Bubbles For Fuel Efficiency


Give your car a bubble bath to make it fuel efficient. Seriously? Well, this time we are joking. But soap bubbles do boost up the mileage of a car. Read further to know how and why.

A team of engineers at the automotive research consultants Mira in Nuneaton, UK, are in the process of making a system that utilises soap bubbles filled with helium to improve the fuel efficiency of cars in future.

The team made use of twelve cameras to track the 3-millimetre bubbles swirling around the car in a wind tunnel, thus capturing the flow of air in a remarkable detail.

The helium in the soap bubbles imparts a neutral buoyancy-left to the bubbles and as a result of it these bubbles will neither rise nor fall in the air. Besides, any up or down movement can be attributed to air flow around the car. At present there is no tool that can give such insight into what’s going on in the fluid around a car.

Today’s potential car customers have started to consider economy and carbon emissions when selecting a new car. This is a major reason behind lying of emphasis on aerodynamics these days by car makers.

Therefore, cutting a car’s air resistance is an easier and cheaper method of decreasing the air drag and a much better way than reworking on an entire engine or drivetrain. Hence the soap bubble technique is a cheaper and better way of looking at the car aerodymanics.

This technique has long been used to see how air moves around a structure without much success. With the new camera system, an unprecedented detail has been revealed as the camera can capture the precise movement of individual bubbles in 3D for later analysis and exploration.

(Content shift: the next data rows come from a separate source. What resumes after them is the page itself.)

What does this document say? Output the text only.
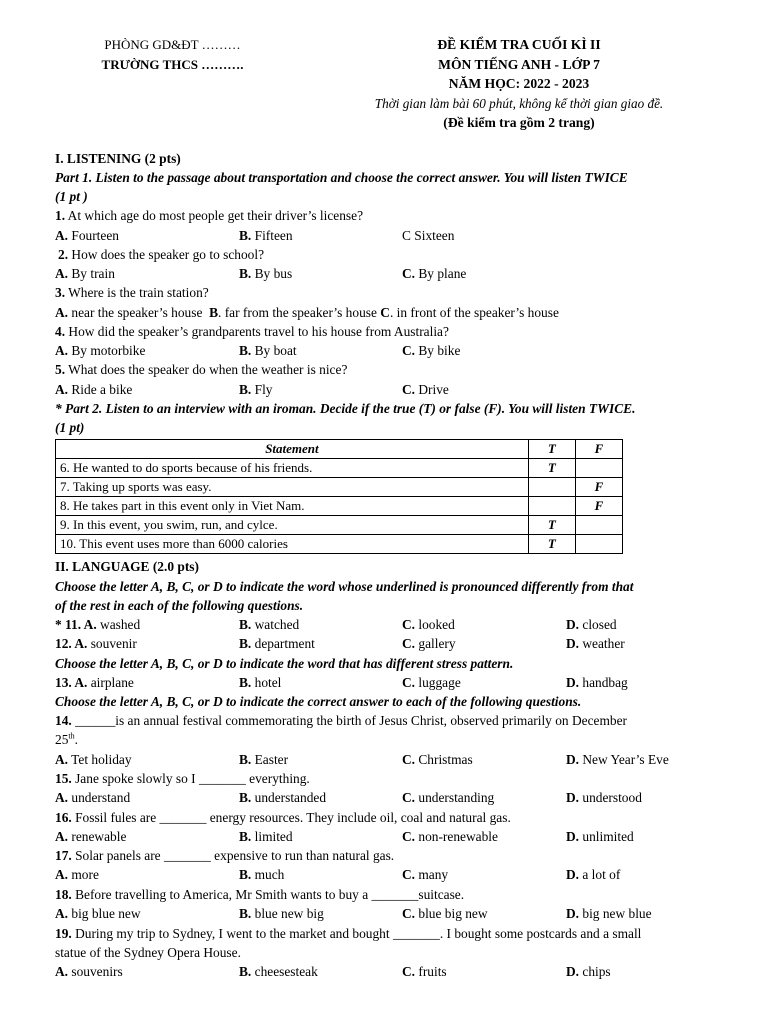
PHÒNG GD&ĐT ………
TRƯỜNG THCS ……….
ĐỀ KIỂM TRA CUỐI KÌ II
MÔN TIẾNG ANH - LỚP 7
NĂM HỌC: 2022 - 2023
Thời gian làm bài 60 phút, không kể thời gian giao đề.
(Đề kiểm tra gồm 2 trang)
I. LISTENING (2 pts)
Part 1. Listen to the passage about transportation and choose the correct answer. You will listen TWICE
(1 pt )
1. At which age do most people get their driver’s license?
A. Fourteen	B. Fifteen	C Sixteen
2. How does the speaker go to school?
A. By train	B. By bus	C. By plane
3. Where is the train station?
A. near the speaker’s house B. far from the speaker’s house C. in front of the speaker’s house
4. How did the speaker’s grandparents travel to his house from Australia?
A. By motorbike	B. By boat	C. By bike
5. What does the speaker do when the weather is nice?
A. Ride a bike	B. Fly	C. Drive
* Part 2. Listen to an interview with an iroman. Decide if the true (T) or false (F). You will listen TWICE.
(1 pt)
Statement	T	F
6. He wanted to do sports because of his friends.	T	
7. Taking up sports was easy.		F
8. He takes part in this event only in Viet Nam.		F
9. In this event, you swim, run, and cylce.	T	
10. This event uses more than 6000 calories	T	
II. LANGUAGE (2.0 pts)
Choose the letter A, B, C, or D to indicate the word whose underlined is pronounced differently from that
of the rest in each of the following questions.
* 11. A. washed	B. watched	C. looked	D. closed
12. A. souvenir	B. department	C. gallery	D. weather
Choose the letter A, B, C, or D to indicate the word that has different stress pattern.
13. A. airplane	B. hotel	C. luggage	D. handbag
Choose the letter A, B, C, or D to indicate the correct answer to each of the following questions.
14. ______is an annual festival commemorating the birth of Jesus Christ, observed primarily on December
25th.
A. Tet holiday	B. Easter	C. Christmas	D. New Year’s Eve
15. Jane spoke slowly so I _______ everything.
A. understand	B. understanded	C. understanding	D. understood
16. Fossil fules are _______ energy resources. They include oil, coal and natural gas.
A. renewable	B. limited	C. non-renewable	D. unlimited
17. Solar panels are _______ expensive to run than natural gas.
A. more	B. much	C. many	D. a lot of
18. Before travelling to America, Mr Smith wants to buy a _______suitcase.
A. big blue new	B. blue new big	C. blue big new	D. big new blue
19. During my trip to Sydney, I went to the market and bought _______. I bought some postcards and a small
statue of the Sydney Opera House.
A. souvenirs	B. cheesesteak	C. fruits	D. chips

There are sensors that can determine how the car interacts with the air rushing past. The bubble-tracking approach captures the speed as well as the direction of air flow, which makes it more useful than existing tracking techniques such as injecting smoke trails around the car.

The team is considering on building a machine which will be able to produce larger bubbles and this will make easier for the camera to capture all the movements of the bubbles.